All of which will offer the LNG-NG industry the incentives and advantages to integrate with and support development of the clean H2 energy industry.
9. Addressing diversity among H2 stakeholders
An important issue — and one of the greatest challenges constraining the H2 economy — is gender inequality.
A diverse workforce throughout the value chain can lead to better discussions, decisions and outcomes.
Bringing more women leaders into the emerging technology space is one of the significant precursors for any business or organization to drive change. Empowering women to lead H2 industry stakeholder discussions may create transformative partnerships and support overall global growth.
Initiatives such as Women in Green Hydrogen (WiGH) provide a platform to connect and empower engagement by women, but this will need further support from their companies.

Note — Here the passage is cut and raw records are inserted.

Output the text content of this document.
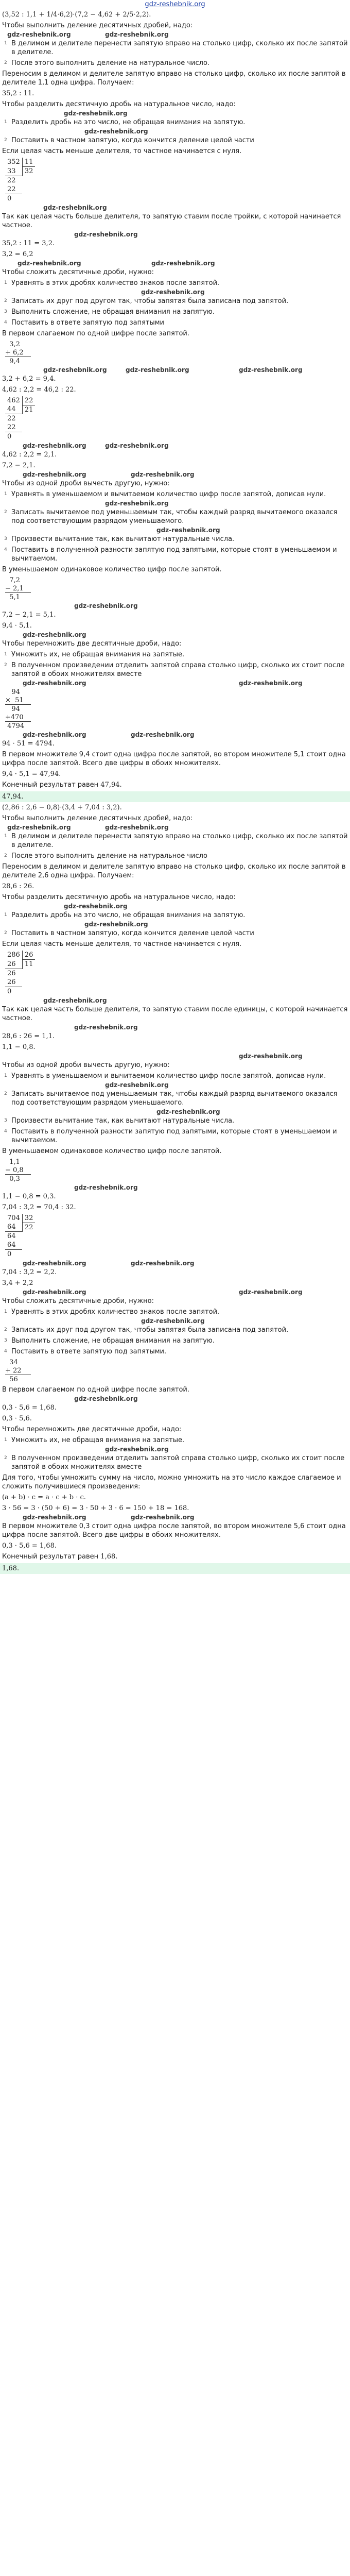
gdz-reshebnik.org
(3,52 : 1,1 + 1/4·6,2)·(7,2 − 4,62 + 2/5·2,2).
Чтобы выполнить деление десятичных дробей, надо:
gdz-reshebnik.org	gdz-reshebnik.org
1 В делимом и делителе перенести запятую вправо на столько цифр, сколько их после запятой в делителе.
2 После этого выполнить деление на натуральное число.
Переносим в делимом и делителе запятую вправо на столько цифр, сколько их после запятой в делителе 1,1 одна цифра. Получаем:
35,2 : 11.
Чтобы разделить десятичную дробь на натуральное число, надо:
gdz-reshebnik.org
1 Разделить дробь на это число, не обращая внимания на запятую.
gdz-reshebnik.org
2 Поставить в частном запятую, когда кончится деление целой части
Если целая часть меньше делителя, то частное начинается с нуля.
352	11
33	32
22	
22	
0	
gdz-reshebnik.org
Так как целая часть больше делителя, то запятую ставим после тройки, с которой начинается частное.
gdz-reshebnik.org
35,2 : 11 = 3,2.
3,2 = 6,2
gdz-reshebnik.org	gdz-reshebnik.org
Чтобы сложить десятичные дроби, нужно:
1 Уравнять в этих дробях количество знаков после запятой.
gdz-reshebnik.org
2 Записать их друг под другом так, чтобы запятая была записана под запятой.
3 Выполнить сложение, не обращая внимания на запятую.
4 Поставить в ответе запятую под запятыми
В первом слагаемом по одной цифре после запятой.
3,2
+ 6,2
9,4
gdz-reshebnik.org	gdz-reshebnik.org	gdz-reshebnik.org
3,2 + 6,2 = 9,4.
4,62 : 2,2 = 46,2 : 22.
462	22
44	21
22	
22	
0	
gdz-reshebnik.org	gdz-reshebnik.org
4,62 : 2,2 = 2,1.
7,2 − 2,1.
gdz-reshebnik.org	gdz-reshebnik.org
Чтобы из одной дроби вычесть другую, нужно:
1 Уравнять в уменьшаемом и вычитаемом количество цифр после запятой, дописав нули.
gdz-reshebnik.org
2 Записать вычитаемое под уменьшаемым так, чтобы каждый разряд вычитаемого оказался под соответствующим разрядом уменьшаемого.
gdz-reshebnik.org
3 Произвести вычитание так, как вычитают натуральные числа.
4 Поставить в полученной разности запятую под запятыми, которые стоят в уменьшаемом и вычитаемом.
В уменьшаемом одинаковое количество цифр после запятой.
7,2
− 2,1
5,1
gdz-reshebnik.org
7,2 − 2,1 = 5,1.
9,4 · 5,1.
gdz-reshebnik.org
Чтобы перемножить две десятичные дроби, надо:
1 Умножить их, не обращая внимания на запятые.
2 В полученном произведении отделить запятой справа столько цифр, сколько их стоит после запятой в обоих множителях вместе
gdz-reshebnik.org	gdz-reshebnik.org
94
×  51
94
+470
4794
gdz-reshebnik.org	gdz-reshebnik.org
94 · 51 = 4794.
В первом множителе 9,4 стоит одна цифра после запятой, во втором множителе 5,1 стоит одна цифра после запятой. Всего две цифры в обоих множителях.
9,4 · 5,1 = 47,94.
Конечный результат равен 47,94.
47,94.
(2,86 : 2,6 − 0,8)·(3,4 + 7,04 : 3,2).
Чтобы выполнить деление десятичных дробей, надо:
gdz-reshebnik.org	gdz-reshebnik.org
1 В делимом и делителе перенести запятую вправо на столько цифр, сколько их после запятой в делителе.
2 После этого выполнить деление на натуральное число
Переносим в делимом и делителе запятую вправо на столько цифр, сколько их после запятой в делителе 2,6 одна цифра. Получаем:
28,6 : 26.
Чтобы разделить десятичную дробь на натуральное число, надо:
gdz-reshebnik.org
1 Разделить дробь на это число, не обращая внимания на запятую.
gdz-reshebnik.org
2 Поставить в частном запятую, когда кончится деление целой части
Если целая часть меньше делителя, то частное начинается с нуля.
286	26
26	11
26	
26	
0	
gdz-reshebnik.org
Так как целая часть больше делителя, то запятую ставим после единицы, с которой начинается частное.
gdz-reshebnik.org
28,6 : 26 = 1,1.
1,1 − 0,8.
gdz-reshebnik.org
Чтобы из одной дроби вычесть другую, нужно:
1 Уравнять в уменьшаемом и вычитаемом количество цифр после запятой, дописав нули.
gdz-reshebnik.org
2 Записать вычитаемое под уменьшаемым так, чтобы каждый разряд вычитаемого оказался под соответствующим разрядом уменьшаемого.
gdz-reshebnik.org
3 Произвести вычитание так, как вычитают натуральные числа.
4 Поставить в полученной разности запятую под запятыми, которые стоят в уменьшаемом и вычитаемом.
В уменьшаемом одинаковое количество цифр после запятой.
1,1
− 0,8
0,3
gdz-reshebnik.org
1,1 − 0,8 = 0,3.
7,04 : 3,2 = 70,4 : 32.
704	32
64	22
64	
64	
0	
gdz-reshebnik.org	gdz-reshebnik.org
7,04 : 3,2 = 2,2.
3,4 + 2,2
gdz-reshebnik.org	gdz-reshebnik.org
Чтобы сложить десятичные дроби, нужно:
1 Уравнять в этих дробях количество знаков после запятой.
gdz-reshebnik.org
2 Записать их друг под другом так, чтобы запятая была записана под запятой.
3 Выполнить сложение, не обращая внимания на запятую.
4 Поставить в ответе запятую под запятыми.
34
+ 22
56
В первом слагаемом по одной цифре после запятой.
gdz-reshebnik.org
0,3 · 5,6 = 1,68.
0,3 · 5,6.
Чтобы перемножить две десятичные дроби, надо:
1 Умножить их, не обращая внимания на запятые.
gdz-reshebnik.org
2 В полученном произведении отделить запятой справа столько цифр, сколько их стоит после запятой в обоих множителях вместе
Для того, чтобы умножить сумму на число, можно умножить на это число каждое слагаемое и сложить получившиеся произведения:
(a + b) · c = a · c + b · c.
3 · 56 = 3 · (50 + 6) = 3 · 50 + 3 · 6 = 150 + 18 = 168.
gdz-reshebnik.org	gdz-reshebnik.org
В первом множителе 0,3 стоит одна цифра после запятой, во втором множителе 5,6 стоит одна цифра после запятой. Всего две цифры в обоих множителях.
0,3 · 5,6 = 1,68.
Конечный результат равен 1,68.
1,68.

Assisting industry with H2 deployment strategies
I have been honored to chair the American Hydrogen Conference since its start in 2021. Over that time, I have witnessed a change in the tone of industry stakeholders when it comes to deploying various H2 technologies, the role of H2 in energy transition, and technology integration. We closed our recent conference with these nine new takeaways that I’ve shared here with the hope that they will assist industry stakeholders in addressing their hydrogen deployment strategies.